—Enviaré a tu ayudante un par de copias del contrato que hemos firmado para la cena.
La noche anterior y tras la cena de negocios que habían tenido, Pedro se había quedado un buen rato para repasar con ella algunos detalles de la misma. Nunca se hubiera imaginado lo incendiario que podía llegar a ser un simple y accidental roce de cuerpos. Pero se daba cuenta de que no podía haber nada más, no se le había pasado por alto lo rápido que había querido salir de su dormitorio. Era la historia de su vida. Había sido rechazada por familias de acogida desde temprana edad. Ese pasado la había marcado y se había convertido en una mujer independiente y llena de orgullo. Ese sentimiento era el que mantenía su cabeza alta y su espalda recta, una postura que se había visto forzada a mantener durante toda su infancia por culpa de un duro corsé que le habían colocado para corregir su escoliosis.
—Te llamaré.
«Sí, claro que me llamarás», pensó ella con incredulidad.

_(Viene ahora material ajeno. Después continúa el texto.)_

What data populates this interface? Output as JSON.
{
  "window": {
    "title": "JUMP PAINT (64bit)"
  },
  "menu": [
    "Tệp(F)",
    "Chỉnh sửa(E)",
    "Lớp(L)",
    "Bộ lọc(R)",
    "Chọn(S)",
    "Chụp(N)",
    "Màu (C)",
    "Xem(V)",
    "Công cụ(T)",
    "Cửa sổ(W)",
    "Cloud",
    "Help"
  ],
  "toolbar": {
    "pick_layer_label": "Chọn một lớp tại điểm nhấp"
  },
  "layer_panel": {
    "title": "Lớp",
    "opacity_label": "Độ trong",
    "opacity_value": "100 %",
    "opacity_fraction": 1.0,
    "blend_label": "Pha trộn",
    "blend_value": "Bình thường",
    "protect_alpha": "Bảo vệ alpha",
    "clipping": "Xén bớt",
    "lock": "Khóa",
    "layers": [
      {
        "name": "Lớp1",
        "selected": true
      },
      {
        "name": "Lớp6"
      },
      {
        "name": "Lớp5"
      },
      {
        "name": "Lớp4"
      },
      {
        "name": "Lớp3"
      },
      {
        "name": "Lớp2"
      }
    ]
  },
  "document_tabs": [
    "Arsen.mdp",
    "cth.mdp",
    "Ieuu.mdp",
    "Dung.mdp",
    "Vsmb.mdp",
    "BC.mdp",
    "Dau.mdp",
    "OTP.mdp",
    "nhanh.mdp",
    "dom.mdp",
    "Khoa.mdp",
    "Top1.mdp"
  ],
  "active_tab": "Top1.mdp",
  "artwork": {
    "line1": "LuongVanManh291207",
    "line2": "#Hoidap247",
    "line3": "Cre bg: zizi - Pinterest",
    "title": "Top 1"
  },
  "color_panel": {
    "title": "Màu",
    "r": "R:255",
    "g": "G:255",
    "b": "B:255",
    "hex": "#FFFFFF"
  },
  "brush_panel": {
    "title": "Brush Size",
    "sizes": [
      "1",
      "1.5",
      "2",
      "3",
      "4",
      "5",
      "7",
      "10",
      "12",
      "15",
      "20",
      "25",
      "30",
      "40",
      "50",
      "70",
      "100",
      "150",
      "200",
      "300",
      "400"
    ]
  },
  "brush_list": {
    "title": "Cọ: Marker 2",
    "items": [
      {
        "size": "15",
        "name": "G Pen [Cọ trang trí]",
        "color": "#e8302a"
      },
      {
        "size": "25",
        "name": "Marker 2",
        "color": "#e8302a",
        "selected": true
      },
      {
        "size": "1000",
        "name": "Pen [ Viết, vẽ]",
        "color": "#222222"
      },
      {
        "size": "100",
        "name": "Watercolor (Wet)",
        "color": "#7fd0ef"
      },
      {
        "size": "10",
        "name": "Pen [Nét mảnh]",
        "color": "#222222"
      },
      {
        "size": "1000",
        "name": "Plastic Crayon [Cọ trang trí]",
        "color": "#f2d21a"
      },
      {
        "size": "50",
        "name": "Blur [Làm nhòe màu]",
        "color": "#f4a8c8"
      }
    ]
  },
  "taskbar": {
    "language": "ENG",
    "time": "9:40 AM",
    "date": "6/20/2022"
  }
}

—No, nada de llamadas. Terminemos este encuentro como lo empezamos. Sólo se trata de negocios —repuso ella mientras le ofrecía con profesionalidad la mano.
Pedro la miró con cautela. Después la aceptó sin sacudirla y se inclinó para besarla… Pero, muy a su pesar, lo hizo en la mejilla.
—Aún es de noche, deberías volver a la cama y dormir un poco más —le aconsejó Pedro.
Lo último que tenía en mente era dormir un poco más. Entre otras razones porque sabía que no lo conseguiría, no después de haber pasado una noche como aquélla con Pedro Alfonso. Entró y cerró la puerta con fuerza. Fue entonces cuando el orgullo dejó de mantenerla en pie y se derritió. Se acercó al mostrador de la entrada y se derrumbó sobre él. La verdad era que no podía culparlo de nada, ella había estado tan dispuesta como él. La llama se había encendido entre ellos de repente y, en ese momento, lo último que había tenido en mente había sido su aburrida ropa interior de algodón. Se sentía algo herida y confusa. Tenía que animarse de alguna manera. Miró el escaparate de la tienda de regalos que tenían en el vestíbulo y se fijó en la zona donde tenían la lencería fina. Eran modelos inspirados en diseños antiguos. Entró y fue directa al camisón de satén rosa pálido que siempre le había llamado la atención. Se había pasado toda la infancia soñando con tener prendas delicadas y femeninas como aquéllas. Nunca había podido llevar nada parecido, sólo prendas de algodón blanco, un tejido mucho más resistente que su duro corsé corrector no podía dañar. Ya no necesitaba llevar nada parecido. Su escoliosis se había corregido y la única consecuencia de esa condición era que tenía un hombro algo más alto que el otro, algo apenas perceptible. En un impulso, tomó la percha con el camisón y salió de la tienda. Se dirigió con paso decidido al aseo público. Le hubiera encantado llevar algo así puesto la noche anterior. Se quitó el albornoz y dejó que cayera al suelo. El satén se deslizó sobre su cuerpo desnudo como una refrescante ducha tras una noche de pasión con Pedro. Se dejó caer sobre el diván francés que decoraba el tocador y encendió una vela para intentar relajarse y crear algo más de ambiente. Se tapó con la delicada colcha que había sobre el diván y cerró los ojos. Pensó que no estaría mal dormir unos segundos… Pasó el tiempo sin que se diera cuenta. Respiró entonces, de manera más profunda, y comenzó a toser. Se incorporó deprisa en el diván. Ya no olía el aroma de la vela. Olía a humo.